In situ preparation of CdS decorated ZnWO4 nanorods as a photocatalyst for direct conversion of sunlight into fuel and RhB degradation

Abstract

CdS nanoparticles have been grown on the surface of ZnWO₄ nanorods via an in situ hydrothermal approach and their photocatalytic activities towards hydrogen (H₂) evolution and dye degradation under solar light have been demonstrated. The structural, optical and morphological studies of CdS@ZnWO₄ heterostructures with varying contents of CdS have been conducted. High resolution transmission electron microscopy (HRTEM) analysis showed sensitization of CdS nanoparticles (25 nm) on ZnWO₄ nanorods of diameter 30 nm and length −200 nm. A decrease in the photoluminescence intensity of ZnWO₄ was observed with increasing amounts of CdS nanoparticles which indicates inhibition of charge carrier recombination. Considering the band gap in the visible region, a photocatalytic study has been performed for hydrogen (H₂) production from H₂O and Rhodamine B (RhB) dye degradation under natural sunlight.

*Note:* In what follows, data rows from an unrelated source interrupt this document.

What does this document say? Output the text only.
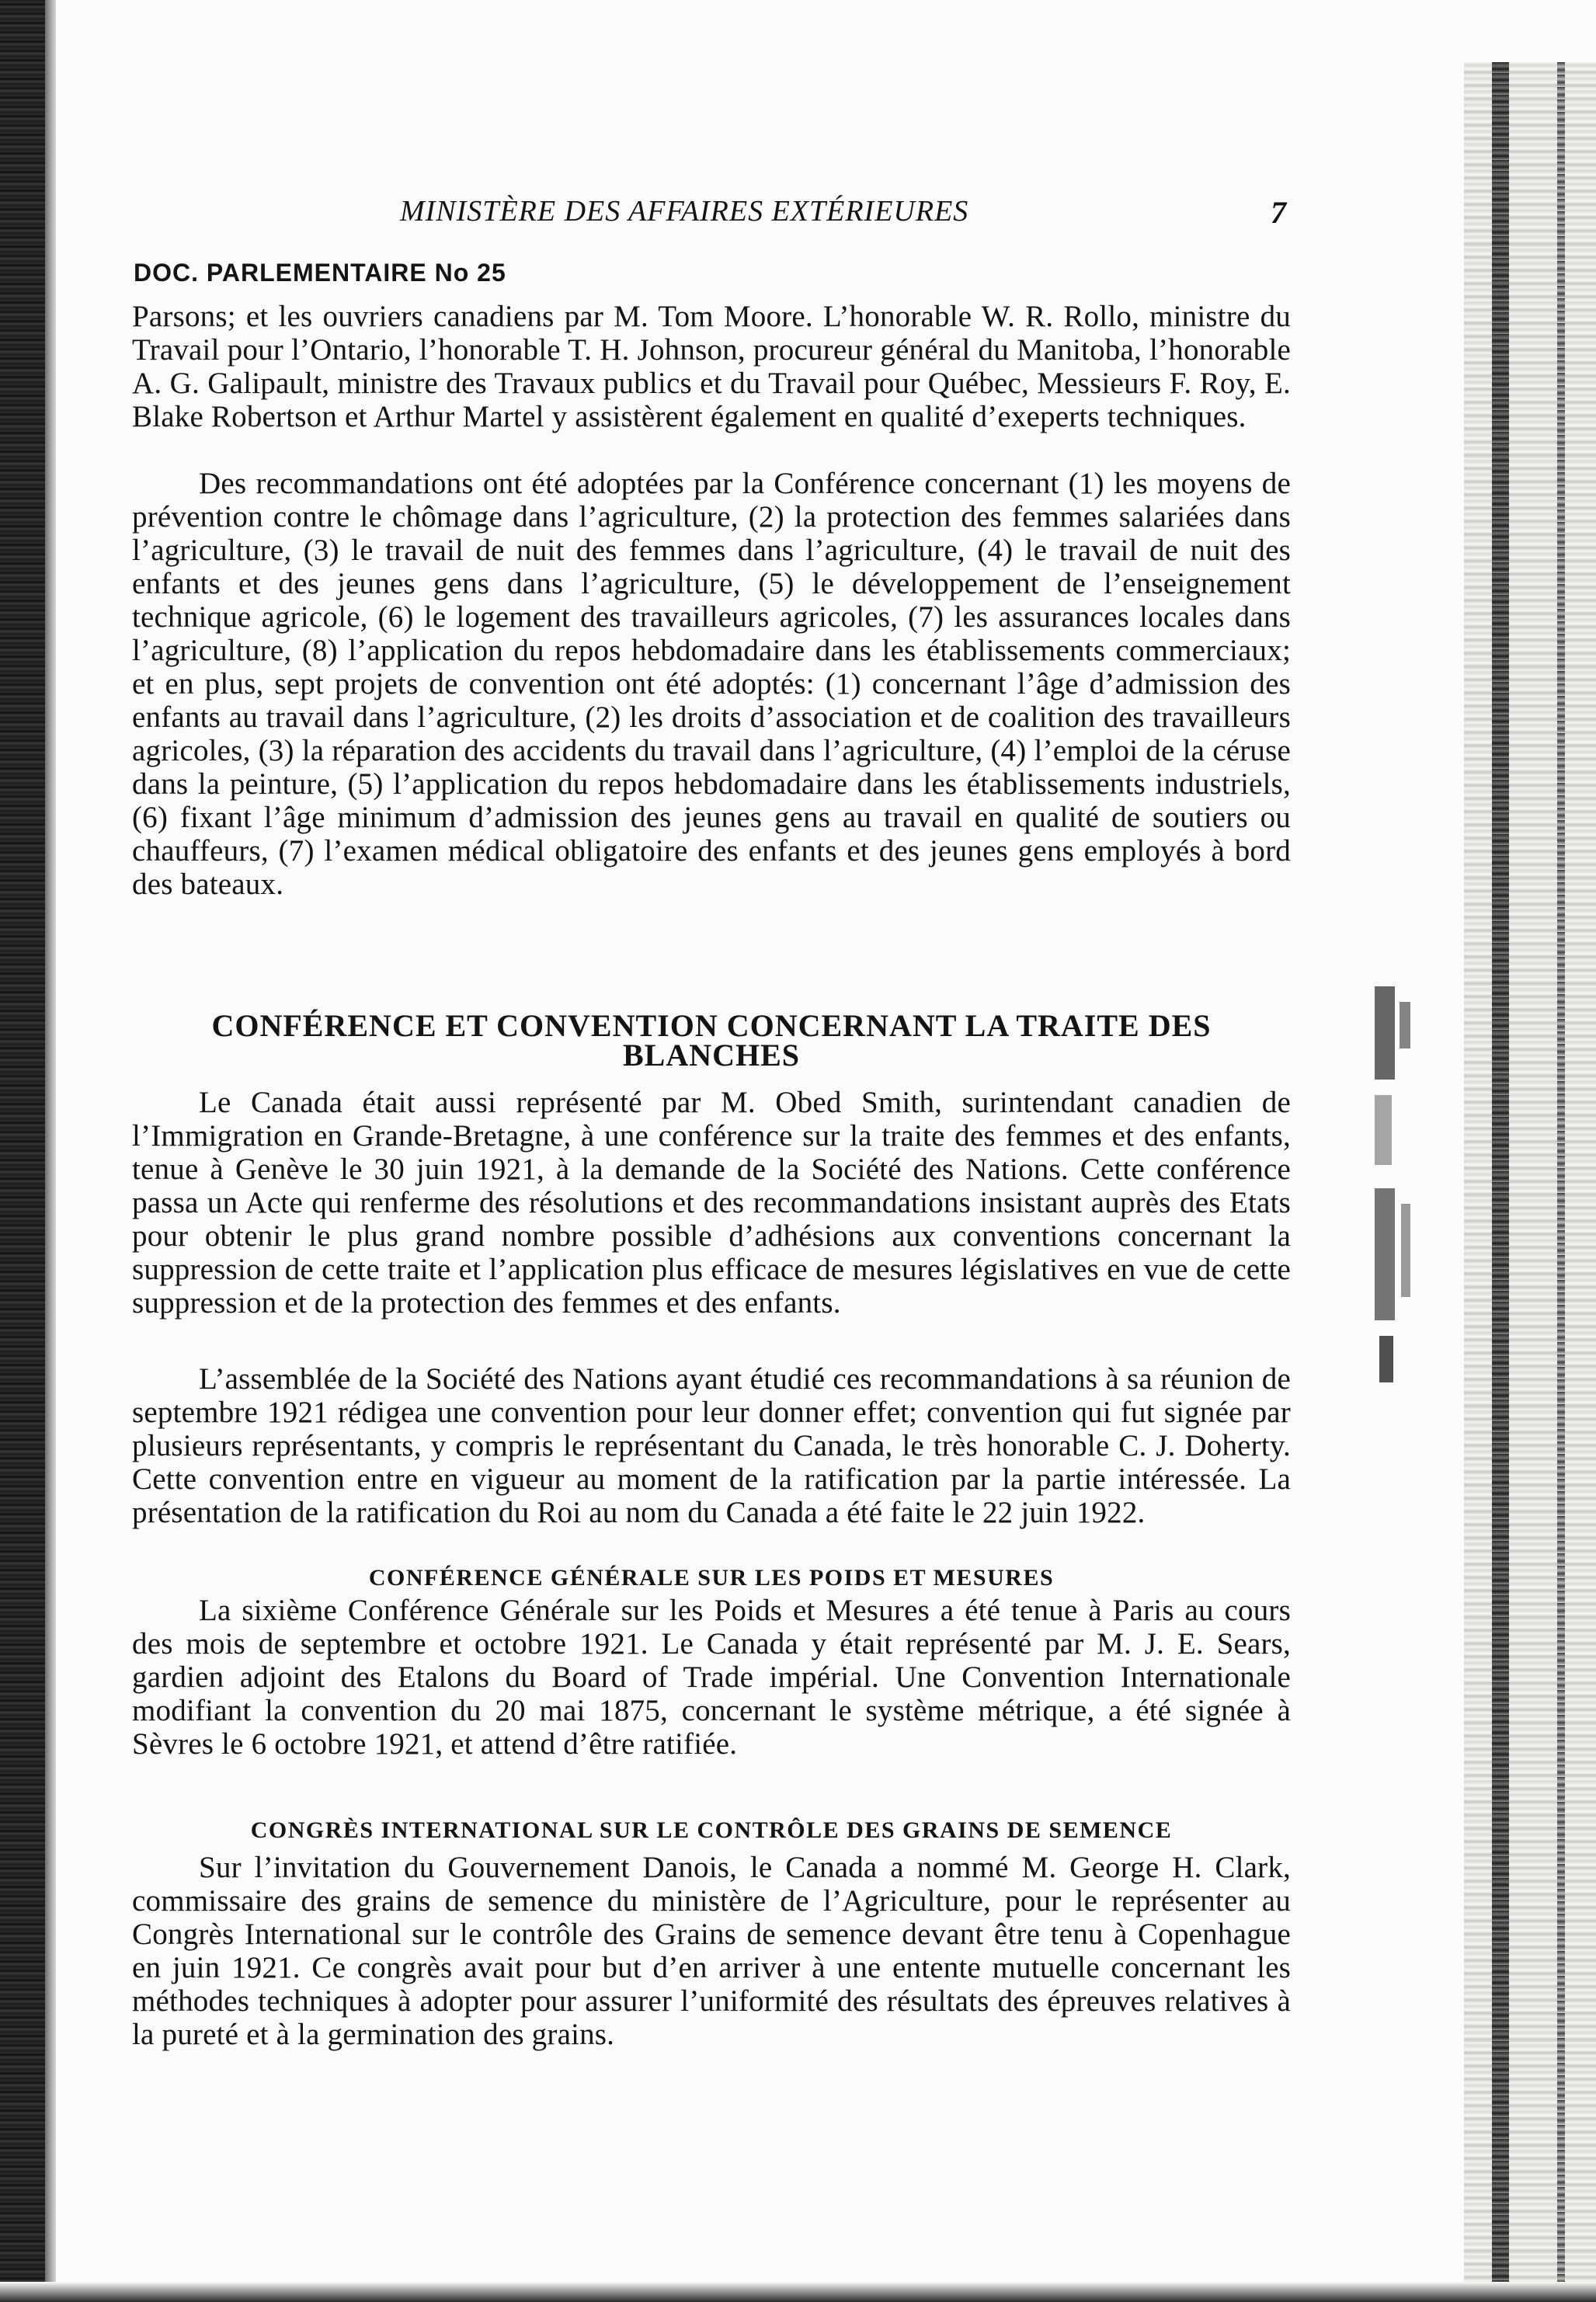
MINISTÈRE DES AFFAIRES EXTÉRIEURES	7
DOC. PARLEMENTAIRE No 25

Parsons; et les ouvriers canadiens par M. Tom Moore. L’honorable W. R. Rollo, ministre du Travail pour l’Ontario, l’honorable T. H. Johnson, procureur général du Manitoba, l’honorable A. G. Galipault, ministre des Travaux publics et du Travail pour Québec, Messieurs F. Roy, E. Blake Robertson et Arthur Martel y assistèrent également en qualité d’exeperts techniques.

Des recommandations ont été adoptées par la Conférence concernant (1) les moyens de prévention contre le chômage dans l’agriculture, (2) la protection des femmes salariées dans l’agriculture, (3) le travail de nuit des femmes dans l’agriculture, (4) le travail de nuit des enfants et des jeunes gens dans l’agriculture, (5) le développement de l’enseignement technique agricole, (6) le logement des travailleurs agricoles, (7) les assurances locales dans l’agriculture, (8) l’application du repos hebdomadaire dans les établissements commerciaux; et en plus, sept projets de convention ont été adoptés: (1) concernant l’âge d’admission des enfants au travail dans l’agriculture, (2) les droits d’association et de coalition des travailleurs agricoles, (3) la réparation des accidents du travail dans l’agriculture, (4) l’emploi de la céruse dans la peinture, (5) l’application du repos hebdomadaire dans les établissements industriels, (6) fixant l’âge minimum d’admission des jeunes gens au travail en qualité de soutiers ou chauffeurs, (7) l’examen médical obligatoire des enfants et des jeunes gens employés à bord des bateaux.

CONFÉRENCE ET CONVENTION CONCERNANT LA TRAITE DES BLANCHES

Le Canada était aussi représenté par M. Obed Smith, surintendant canadien de l’Immigration en Grande-Bretagne, à une conférence sur la traite des femmes et des enfants, tenue à Genève le 30 juin 1921, à la demande de la Société des Nations. Cette conférence passa un Acte qui renferme des résolutions et des recommandations insistant auprès des Etats pour obtenir le plus grand nombre possible d’adhésions aux conventions concernant la suppression de cette traite et l’application plus efficace de mesures législatives en vue de cette suppression et de la protection des femmes et des enfants.

L’assemblée de la Société des Nations ayant étudié ces recommandations à sa réunion de septembre 1921 rédigea une convention pour leur donner effet; convention qui fut signée par plusieurs représentants, y compris le représentant du Canada, le très honorable C. J. Doherty. Cette convention entre en vigueur au moment de la ratification par la partie intéressée. La présentation de la ratification du Roi au nom du Canada a été faite le 22 juin 1922.

CONFÉRENCE GÉNÉRALE SUR LES POIDS ET MESURES

La sixième Conférence Générale sur les Poids et Mesures a été tenue à Paris au cours des mois de septembre et octobre 1921. Le Canada y était représenté par M. J. E. Sears, gardien adjoint des Etalons du Board of Trade impérial. Une Convention Internationale modifiant la convention du 20 mai 1875, concernant le système métrique, a été signée à Sèvres le 6 octobre 1921, et attend d’être ratifiée.

CONGRÈS INTERNATIONAL SUR LE CONTRÔLE DES GRAINS DE SEMENCE

Sur l’invitation du Gouvernement Danois, le Canada a nommé M. George H. Clark, commissaire des grains de semence du ministère de l’Agriculture, pour le représenter au Congrès International sur le contrôle des Grains de semence devant être tenu à Copenhague en juin 1921. Ce congrès avait pour but d’en arriver à une entente mutuelle concernant les méthodes techniques à adopter pour assurer l’uniformité des résultats des épreuves relatives à la pureté et à la germination des grains.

The rate of photocatalytic H₂ evolution for CdS@ZnWO₄ is 105 times higher than that of pristine ZnWO₄. Similarly, excellent photocatalytic activity was observed for CdS@ZnWO₄ (20% CdS) composites against RhB degradation which is 4.7 times higher than that of pristine ZnWO₄. With increase in the amount of CdS nanoparticle loading on ZnWO₄ nanorods, the H₂ generation rate was observed to be decreased after 15% CdS loading whereas, the dye degradation rate is increased. Such nano-heterostructures may have potential in other photocatalytic reactions.